Его слова встретил взрыв смеха. Атмосфера здесь царила самая непринуждённая, лёгкая и беззаботная, свойственная скорее студенческой пирушке, чем собранию чопорных биржевых служащих, оттого Лэйд ощущал себя дезориентированным, точно охотник-полли в набедренной повязке, который отправился на охоту в джунгли, но отчего-то обнаружил себя в летнем саду Бленхеймского дворца.

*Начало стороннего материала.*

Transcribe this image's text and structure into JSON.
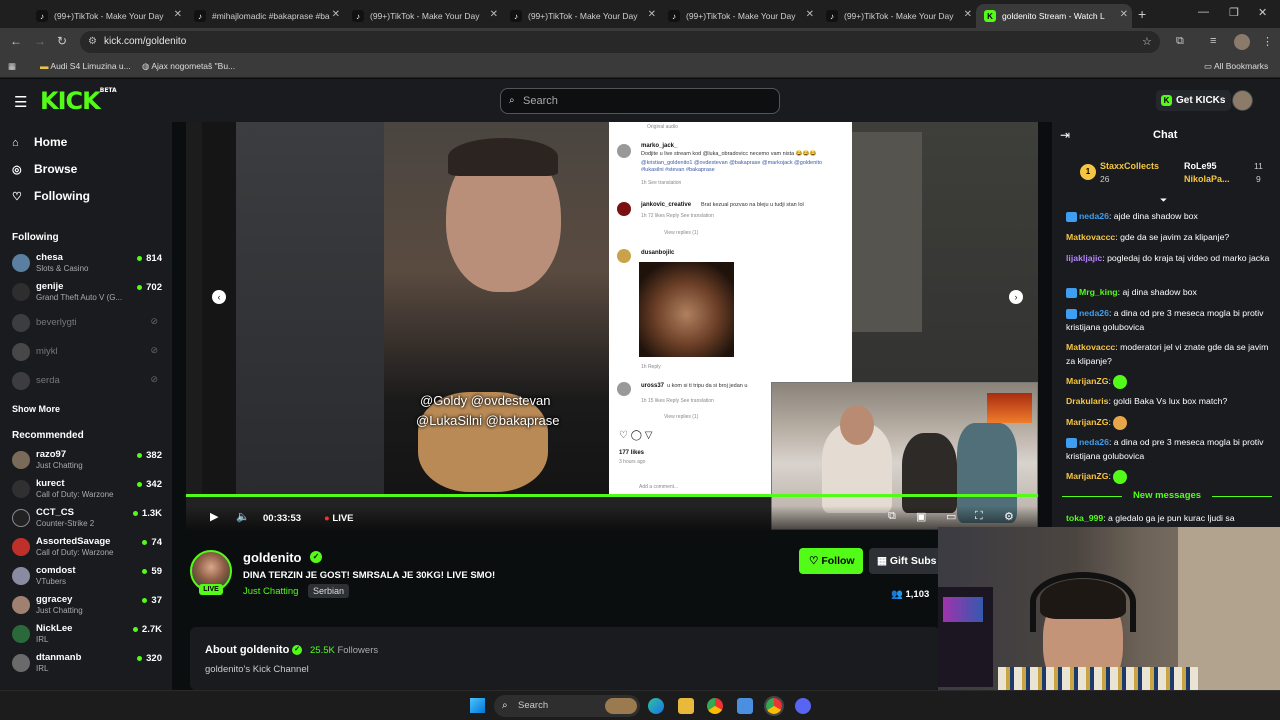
{
  "browser": {
    "tabs": [
      {
        "title": "(99+)TikTok - Make Your Day",
        "icon": "tiktok-icon"
      },
      {
        "title": "#mihajlomadic #bakaprase #ba",
        "icon": "tiktok-icon"
      },
      {
        "title": "(99+)TikTok - Make Your Day",
        "icon": "tiktok-icon"
      },
      {
        "title": "(99+)TikTok - Make Your Day",
        "icon": "tiktok-icon"
      },
      {
        "title": "(99+)TikTok - Make Your Day",
        "icon": "tiktok-icon"
      },
      {
        "title": "(99+)TikTok - Make Your Day",
        "icon": "tiktok-icon"
      },
      {
        "title": "goldenito Stream - Watch L",
        "icon": "kick-icon",
        "active": true
      }
    ],
    "url": "kick.com/goldenito",
    "bookmarks": [
      {
        "label": "Audi S4 Limuzina u..."
      },
      {
        "label": "Ajax nogometaš \"Bu..."
      }
    ],
    "all_bookmarks": "All Bookmarks"
  },
  "header": {
    "logo": "KICK",
    "logo_badge": "BETA",
    "search_placeholder": "Search",
    "get_kicks": "Get KICKs",
    "accent": "#53fc18"
  },
  "sidebar": {
    "nav": [
      {
        "label": "Home",
        "icon": "home-icon"
      },
      {
        "label": "Browse",
        "icon": "browse-icon"
      },
      {
        "label": "Following",
        "icon": "heart-icon"
      }
    ],
    "following_title": "Following",
    "following": [
      {
        "name": "chesa",
        "category": "Slots & Casino",
        "viewers": "814",
        "live": true,
        "color": "#5a7fa0"
      },
      {
        "name": "genije",
        "category": "Grand Theft Auto V (G...",
        "viewers": "702",
        "live": true,
        "color": "#2e2e2e"
      },
      {
        "name": "beverlygti",
        "live": false,
        "color": "#555"
      },
      {
        "name": "miykl",
        "live": false,
        "color": "#666"
      },
      {
        "name": "serda",
        "live": false,
        "color": "#555"
      }
    ],
    "show_more": "Show More",
    "recommended_title": "Recommended",
    "recommended": [
      {
        "name": "razo97",
        "category": "Just Chatting",
        "viewers": "382",
        "color": "#7a6a5a"
      },
      {
        "name": "kurect",
        "category": "Call of Duty: Warzone",
        "viewers": "342",
        "color": "#303030"
      },
      {
        "name": "CCT_CS",
        "category": "Counter-Strike 2",
        "viewers": "1.3K",
        "color": "#222"
      },
      {
        "name": "AssortedSavage",
        "category": "Call of Duty: Warzone",
        "viewers": "74",
        "color": "#c0302a"
      },
      {
        "name": "comdost",
        "category": "VTubers",
        "viewers": "59",
        "color": "#8a8aa0"
      },
      {
        "name": "ggracey",
        "category": "Just Chatting",
        "viewers": "37",
        "color": "#a08070"
      },
      {
        "name": "NickLee",
        "category": "IRL",
        "viewers": "2.7K",
        "color": "#2a6a3a"
      },
      {
        "name": "dtanmanb",
        "category": "IRL",
        "viewers": "320",
        "color": "#6a6a6a"
      }
    ]
  },
  "video": {
    "time": "00:33:53",
    "live_label": "LIVE",
    "caption_line1": "@Goldy @ovdestevan",
    "caption_line2": "@LukaSilni @bakaprase",
    "comments": [
      {
        "name": "marko_jack_",
        "text": "Dodjite u live stream kod @luka_obradovicc necemo vam nista 😂😂😂",
        "links": "@kristian_goldenito1 @ovdestevan @bakaprase @markojack @goldenito #lukasilni #stevan #bakaprase",
        "meta": "1h  See translation"
      },
      {
        "name": "jankovic_creative",
        "text": "Brat kezual pozvao na bleju u tudji stan lol",
        "meta": "1h  72 likes  Reply  See translation",
        "replies": "View replies (1)"
      },
      {
        "name": "dusanbojilc",
        "meta": "1h  Reply"
      },
      {
        "name": "uross37",
        "text": "u kom si ti tripu da si broj jedan u",
        "meta": "1h  15 likes  Reply  See translation",
        "replies": "View replies (1)"
      }
    ],
    "likes": "177 likes",
    "likes_time": "3 hours ago",
    "add_comment": "Add a comment...",
    "original_audio": "Original audio"
  },
  "stream": {
    "streamer": "goldenito",
    "title": "DINA TERZIN JE GOST! SMRSALA JE 30KG! LIVE SMO!",
    "category": "Just Chatting",
    "tag": "Serbian",
    "live_badge": "LIVE",
    "follow_label": "Follow",
    "gift_label": "Gift Subs",
    "viewers": "1,103"
  },
  "about": {
    "title": "About goldenito",
    "followers_count": "25.5K",
    "followers_label": "Followers",
    "description": "goldenito's Kick Channel"
  },
  "chat": {
    "title": "Chat",
    "pinned": [
      {
        "rank": "1",
        "name": "StaxxCollects",
        "count": "26"
      },
      {
        "rank": "",
        "name": "RoLe95",
        "count": "11"
      },
      {
        "rank": "",
        "name": "NikolaPa...",
        "count": "9"
      }
    ],
    "messages": [
      {
        "user": "neda26",
        "text": "ajde dina shadow box",
        "badge": true,
        "color": "#3e9ef0"
      },
      {
        "user": "Matkovaccc",
        "text": "gde da se javim za klipanje?",
        "badge": false,
        "color": "#f6c541"
      },
      {
        "user": "lijakljajic",
        "text": "pogledaj do kraja taj video od marko jacka",
        "badge": false,
        "color": "#b482ff"
      },
      {
        "user": "Mrg_king",
        "text": "aj dina shadow box",
        "badge": true,
        "color": "#53fc18"
      },
      {
        "user": "neda26",
        "text": "a dina od pre 3 meseca mogla bi protiv kristijana golubovica",
        "badge": true,
        "color": "#3e9ef0"
      },
      {
        "user": "Matkovaccc",
        "text": "moderatori jel vi znate gde da se javim za klipanje?",
        "badge": false,
        "color": "#f6c541"
      },
      {
        "user": "MarijanZG",
        "text": "",
        "emote": "green",
        "badge": false,
        "color": "#f6c541"
      },
      {
        "user": "Drakularis",
        "text": "goldi Baka Vs lux box match?",
        "badge": false,
        "color": "#f6c541"
      },
      {
        "user": "MarijanZG",
        "text": "",
        "emote": "red",
        "badge": false,
        "color": "#f6c541"
      },
      {
        "user": "neda26",
        "text": "a dina od pre 3 meseca mogla bi protiv kristijana golubovica",
        "badge": true,
        "color": "#3e9ef0"
      },
      {
        "user": "MarijanZG",
        "text": "",
        "emote": "green",
        "badge": false,
        "color": "#f6c541"
      }
    ],
    "new_messages": "New messages",
    "last_message": {
      "user": "toka_999",
      "text": "a gledalo ga je pun kurac ljudi sa",
      "color": "#53fc18"
    }
  },
  "taskbar": {
    "search_label": "Search"
  }
}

Здесь не было обрюзгших, иссохших за своими абаками стариков, сплошь молодые лица со сверкающими глазами, среди которых к удивлению Лэйда частенько мелькали и дамские, некоторые прямо-таки хорошенькие. Здесь не было строгих как учителя грамматики джентльменов в тесных, как у канцелярских крыс, формулярных костюмах, зато были безусые юнцы, хохочущие и показывающие друг другу ободряющие жесты.

— Атчиссон и Гейб дали верных пять пунктов сегодня!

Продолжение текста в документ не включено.